Now that ten years has passed since the immersion lithography technology transitioned to mass production, the requirements for the light source have become much more demanding. This is because E95%, a typical parameter for the light source, which reduces the CD variation and influences the optical characteristics, has been required to be much shorter along with advanced node.
The spectrum characteristics of the conventional KrF 248nm-light source were defined with full-width at half maximum (FWHM). After entering ArF era, E95% was defined as more stringent parameter. This new parameter is closely linked to line narrowing and node transition. This E95% is a parameter to define optics monochromaticity and recognized as equivalent to quantified chromatic aberration.

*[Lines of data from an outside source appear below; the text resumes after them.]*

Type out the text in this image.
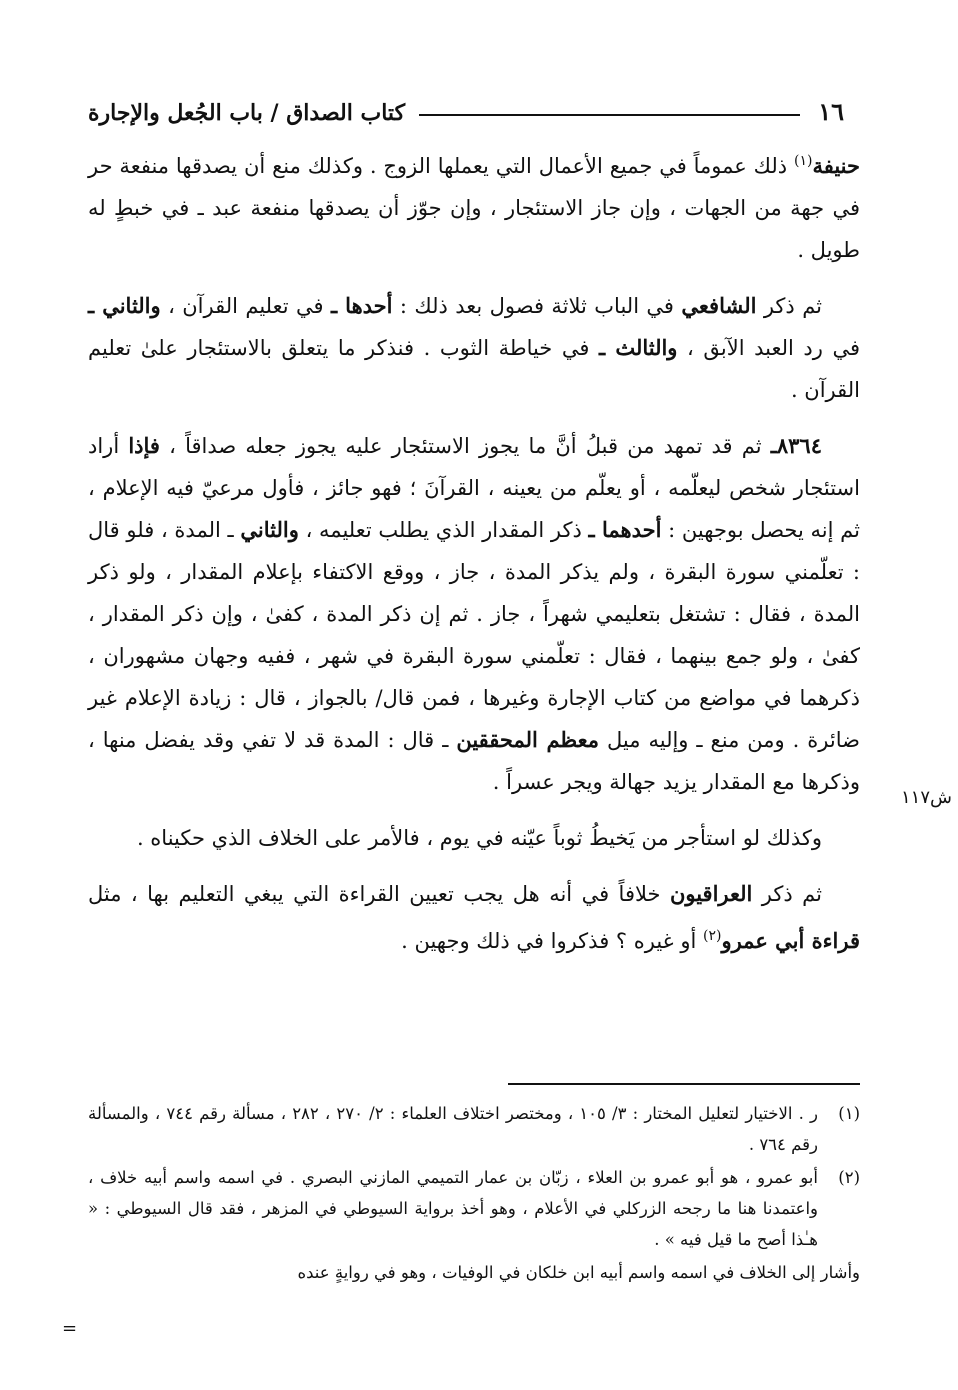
١٦
كتاب الصداق / باب الجُعل والإجارة

حنيفة$^{(١)}$ ذلك عموماً في جميع الأعمال التي يعملها الزوج . وكذلك منع أن يصدقها منفعة حر في جهة من الجهات ، وإن جاز الاستئجار ، وإن جوّز أن يصدقها منفعة عبد ـ في خبطٍ له طويل .

ثم ذكر الشافعي في الباب ثلاثة فصول بعد ذلك : أحدها ـ في تعليم القرآن ، والثاني ـ في رد العبد الآبق ، والثالث ـ في خياطة الثوب . فنذكر ما يتعلق بالاستئجار علىٰ تعليم القرآن .

٨٣٦٤ـ ثم قد تمهد من قبلُ أنَّ ما يجوز الاستئجار عليه يجوز جعله صداقاً ، فإذا أراد استئجار شخص ليعلّمه ، أو يعلّم من يعينه ، القرآنَ ؛ فهو جائز ، فأول مرعيّ فيه الإعلام ، ثم إنه يحصل بوجهين : أحدهما ـ ذكر المقدار الذي يطلب تعليمه ، والثاني ـ المدة ، فلو قال : تعلّمني سورة البقرة ، ولم يذكر المدة ، جاز ، ووقع الاكتفاء بإعلام المقدار ، ولو ذكر المدة ، فقال : تشتغل بتعليمي شهراً ، جاز . ثم إن ذكر المدة ، كفىٰ ، وإن ذكر المقدار ، كفىٰ ، ولو جمع بينهما ، فقال : تعلّمني سورة البقرة في شهر ، ففيه وجهان مشهوران ، ذكرهما في مواضع من كتاب الإجارة وغيرها ، فمن قال/ بالجواز ، قال : زيادة الإعلام غير ضائرة . ومن منع ـ وإليه ميل معظم المحققين ـ قال : المدة قد لا تفي وقد يفضل منها ، وذكرها مع المقدار يزيد جهالة ويجر عسراً .

وكذلك لو استأجر من يَخيطُ ثوباً عيّنه في يوم ، فالأمر على الخلاف الذي حكيناه .

ثم ذكر العراقيون خلافاً في أنه هل يجب تعيين القراءة التي يبغي التعليم بها ، مثل قراءة أبي عمرو$^{(٢)}$ أو غيره ؟ فذكروا في ذلك وجهين .

ش١١٧
(١)
ر . الاختيار لتعليل المختار : ٣/ ١٠٥ ، ومختصر اختلاف العلماء : ٢/ ٢٧٠ ، ٢٨٢ ، مسألة رقم ٧٤٤ ، والمسألة رقم ٧٦٤ .
(٢)
أبو عمرو ، هو أبو عمرو بن العلاء ، زبّان بن عمار التميمي المازني البصري . في اسمه واسم أبيه خلاف ، واعتمدنا هنا ما رجحه الزركلي في الأعلام ، وهو أخذ برواية السيوطي في المزهر ، فقد قال السيوطي : « هـٰذا أصح ما قيل فيه » .
وأشار إلى الخلاف في اسمه واسم أبيه ابن خلكان في الوفيات ، وهو في روايةٍ عنده
=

More specifically, it is desired to reduce the chromatic aberration ideally down to zero to maximize the contrast by suppressing blur images. Provided that the blur images are caused by not only chromatic aberration but also the convoluted effect of spherical aberration, residual errors of lithography optics system and other defocus elements. In line with this we should take persistent challenges to reduce errors in designing and manufacturing lithography optics systems and drive the chromatic aberration closer to zero.
The contrast we discuss in the lithography optics systems strongly correlate to resolution, and thus it is well known that OPC bias is linear with respect to E95% when the resolution is fixed. Although this OPC bias and E95% have been firmly linear with each other, it has also been revealed that the trend of the linearity with much shorter E95% deviates from the conventional trend and shows an inflection point in the near future.
We systematically analyze the trend that linearity error tends to be greater than the conventional distribution and suggest solutions to the issue.
This systematic analysis includes:
1. Measurement errors and distribution in measuring E95% as the spectrum width
2. Correlation between raw measured spectrum intensity data and E95%
3. Linearity comparison in behaviors between when E95% is approximated by i) +/-2 sigma of, ii)+/-3 sigma of normal spectrum distribution, and iii) by another approximation.
Based on these studies, we identify the roles of the light source to contribute to 7nm-node mass production by defining the spectrum and its requirements for lithography performance.